Having worked for the creation of sponsored, and then community-based
registry types, within Working Group C (1998-2000), with Louis Touton,
ICANN's first Vice-President, Secretary, and General Counsel of ICANN,
and subsequently with the .aero, .coop and .museum projects, and the
.cat project for which I was the CTO of application record, and as CTO
of CORE, which provides back-end services for .museum and .cat, I see
not just a compelling utility, but stark necessity for at least one
namespace with policies that transform the public trust in tangibles
related to public health to a public trust in the intangibles related
to public health.

Unlike those arguing for [b] I see only harm to the public interest in
the absence of any "place on the Internet" where the intangibles
related to public health can be trusted.

I came to "the Internet" and via the exercise of writing, inter alia,
in 1984, the XPG/1 socket specification. Not long afterwards I'd the
honor of managing one of SRI's larger computer facilities, in the same
building (in fact directly over), Jake Feinler's shop, which carried
out the Network Information Center function. I've contributed to the
IETF (as has Avri Doria), the W3C, the 3rd version of the XPG
specification (now The Single Unix Specification), and so on. I've no
doubt that the Internet is mostly a global public good. I'd like to
see more of it in Indian Country, and I liked it better before the
Commercial Exchange Agreement and the privatization of the NIC
function, but on the whole, it remains "a global public good".
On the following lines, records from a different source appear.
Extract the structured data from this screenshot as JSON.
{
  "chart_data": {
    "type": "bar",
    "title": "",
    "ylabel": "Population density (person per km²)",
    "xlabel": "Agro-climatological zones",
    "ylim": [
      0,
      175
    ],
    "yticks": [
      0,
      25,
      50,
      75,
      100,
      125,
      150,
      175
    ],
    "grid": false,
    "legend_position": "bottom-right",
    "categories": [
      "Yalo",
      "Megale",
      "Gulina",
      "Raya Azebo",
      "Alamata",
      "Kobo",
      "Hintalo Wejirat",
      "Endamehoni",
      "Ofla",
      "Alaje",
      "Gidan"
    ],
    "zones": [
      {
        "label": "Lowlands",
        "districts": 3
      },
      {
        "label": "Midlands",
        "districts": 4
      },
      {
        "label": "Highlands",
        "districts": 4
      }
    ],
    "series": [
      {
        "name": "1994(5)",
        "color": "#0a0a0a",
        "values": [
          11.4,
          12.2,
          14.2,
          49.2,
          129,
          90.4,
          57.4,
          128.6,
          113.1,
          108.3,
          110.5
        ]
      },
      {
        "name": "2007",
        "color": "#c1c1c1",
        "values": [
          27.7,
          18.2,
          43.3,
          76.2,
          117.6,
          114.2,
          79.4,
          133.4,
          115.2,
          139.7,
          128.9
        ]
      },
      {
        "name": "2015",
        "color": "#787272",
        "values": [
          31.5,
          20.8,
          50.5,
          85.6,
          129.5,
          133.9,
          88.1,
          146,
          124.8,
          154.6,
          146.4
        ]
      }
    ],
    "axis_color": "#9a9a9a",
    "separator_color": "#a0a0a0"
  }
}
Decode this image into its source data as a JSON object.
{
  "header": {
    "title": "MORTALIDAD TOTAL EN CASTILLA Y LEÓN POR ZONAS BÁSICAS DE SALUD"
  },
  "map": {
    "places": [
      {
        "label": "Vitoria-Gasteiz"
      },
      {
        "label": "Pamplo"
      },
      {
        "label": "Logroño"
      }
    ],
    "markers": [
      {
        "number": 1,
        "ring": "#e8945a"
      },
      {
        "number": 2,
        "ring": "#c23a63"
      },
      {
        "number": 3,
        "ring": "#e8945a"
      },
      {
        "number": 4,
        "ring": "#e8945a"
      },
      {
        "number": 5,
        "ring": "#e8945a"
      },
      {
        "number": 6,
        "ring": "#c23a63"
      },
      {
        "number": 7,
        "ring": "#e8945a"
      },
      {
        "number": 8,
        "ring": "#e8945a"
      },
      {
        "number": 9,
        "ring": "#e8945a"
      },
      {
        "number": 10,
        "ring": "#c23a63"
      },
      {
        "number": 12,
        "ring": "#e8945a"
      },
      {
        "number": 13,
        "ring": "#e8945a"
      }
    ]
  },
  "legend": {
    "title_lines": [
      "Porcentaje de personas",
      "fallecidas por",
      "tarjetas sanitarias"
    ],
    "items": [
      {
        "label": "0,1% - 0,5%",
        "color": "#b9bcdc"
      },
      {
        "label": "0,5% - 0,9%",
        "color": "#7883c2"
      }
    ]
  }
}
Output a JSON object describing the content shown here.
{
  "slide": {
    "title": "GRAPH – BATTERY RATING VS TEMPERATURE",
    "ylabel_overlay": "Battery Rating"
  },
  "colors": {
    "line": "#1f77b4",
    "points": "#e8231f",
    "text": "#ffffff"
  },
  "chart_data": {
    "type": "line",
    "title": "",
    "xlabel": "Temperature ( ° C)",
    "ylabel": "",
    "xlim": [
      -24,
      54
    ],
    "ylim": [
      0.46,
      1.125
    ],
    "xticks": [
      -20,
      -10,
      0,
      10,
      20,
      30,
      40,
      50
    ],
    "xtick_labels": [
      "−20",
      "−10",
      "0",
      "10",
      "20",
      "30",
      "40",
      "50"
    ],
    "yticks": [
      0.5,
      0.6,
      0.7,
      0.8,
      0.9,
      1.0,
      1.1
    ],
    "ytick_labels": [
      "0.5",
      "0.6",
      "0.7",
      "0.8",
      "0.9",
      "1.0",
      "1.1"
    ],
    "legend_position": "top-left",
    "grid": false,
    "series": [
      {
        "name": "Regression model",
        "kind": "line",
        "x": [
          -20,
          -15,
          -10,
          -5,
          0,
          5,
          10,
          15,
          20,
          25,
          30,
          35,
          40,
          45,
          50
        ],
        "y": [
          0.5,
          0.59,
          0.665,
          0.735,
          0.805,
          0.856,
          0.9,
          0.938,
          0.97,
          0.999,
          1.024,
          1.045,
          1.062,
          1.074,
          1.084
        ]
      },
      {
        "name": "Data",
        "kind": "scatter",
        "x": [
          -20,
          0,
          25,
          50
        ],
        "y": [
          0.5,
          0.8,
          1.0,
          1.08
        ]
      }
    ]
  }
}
Unlike those arguing for [c] I see only harm to the public interest in
making the "Internet of Public Health" the monopoly of a for-profit,
private actor.

There is still time for thoughtful discourse on the objections to the
five applications for "health" in the Latin and Han scripts.
Obviously, had I been elected to the office I ran for in the last
election I would not be abstaining on this question.